Le frère et la sœur – Mary Shelley
Nouvelle, partie 1/2
« Le frère et la sœur » (« The Brother and Sister, An Italian Story ») est une nouvelle de Mary Shelley publié en 1832. La publication, en français, de cette nouvelle date de la même année. On la retrouve dans le tome 3 du Salmigondis, aux cotés d’une nouvelle d’Alexandre Dumas, E. T. A. Hoffmann…
Mary Shelley est la fille de la philosophe féministe Mary Wollstonecraft et de l'écrivain anarchiste et utilitariste William Godwin. Elle est l’autrice de « Frankenstein ou le Prométhée moderne ».

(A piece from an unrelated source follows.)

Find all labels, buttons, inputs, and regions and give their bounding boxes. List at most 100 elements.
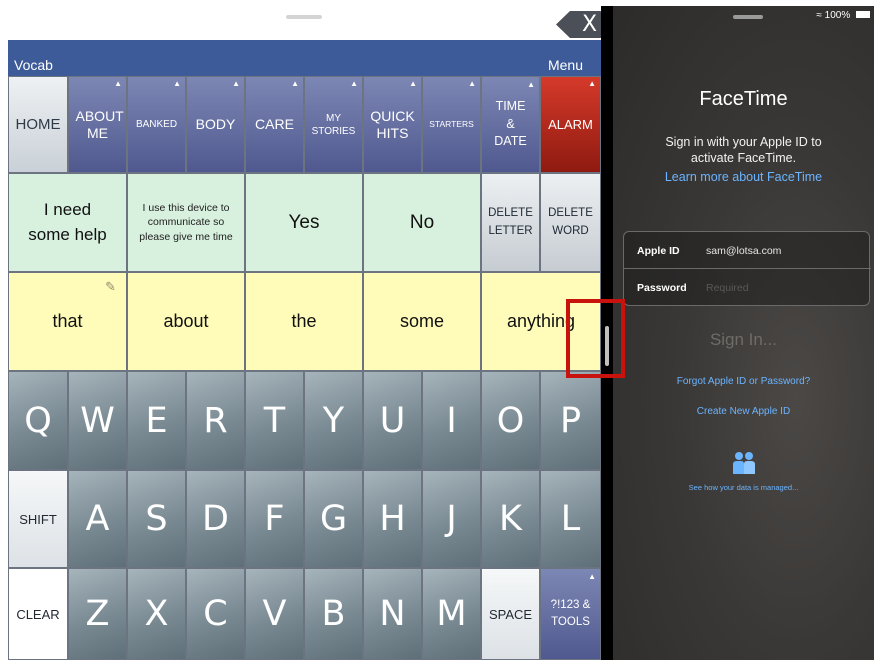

« On sait que ces haines de familles et de partis qui désolèrent l’Italie au moyen âge, et que Shakespeare a si bien décrites dans Romeo et Juliette, existaient presque dans toutes les villes de cette belle péninsule. Ses plus grands citoyens en furent les victimes ; par elles, des hommes qui jouissaient, la veille, de tous les avantages de la richesse, de la considération, sortaient des portes de leur cité natale, pour aller végéter dans l’exil et la pauvreté. On voyait ces malheureux bannis s’éloigner à pas lents de leurs foyers ravagés, regarder en arrière pour contempler encore une fois les flammes dévorant leurs maisons, ou la poussière élevée au-dessus de leurs décombres. Alors se dirigeant vers l’asile le plus proche, ils se préparaient à commencer une carrière de dépendance et de pénurie, en attendant qu’un changement de fortune les mît à la place de leurs oppresseurs. En ce pays, où chaque ville formait un État séparé, passer de l’un à l’autre, c’était quitter un lieu chéri pour vivre sur un sol étranger ou plutôt ennemi ; car chacun de ces petits états nourrissait contre ses voisins des sentiments de mépris ou de jalousie. L’exilé, forcé de se réfugier près de ceux qu’il avait combattus et qui devaient voir son humiliation avec joie, éprouvait sans doute un redoublement de douleur ; mais il préférait en général cette triste existence aux ressources que lui offrait le service étranger, qui l’aurait entraîné loin de cette terre d’Italie, si chère à ses enfants, loin des murailles natales pour lesquelles les Italiens de ce temps conservaient un amour, une vénération que les plus criantes injustices, les plus odieuses persécutions ne pouvaient affaiblir.»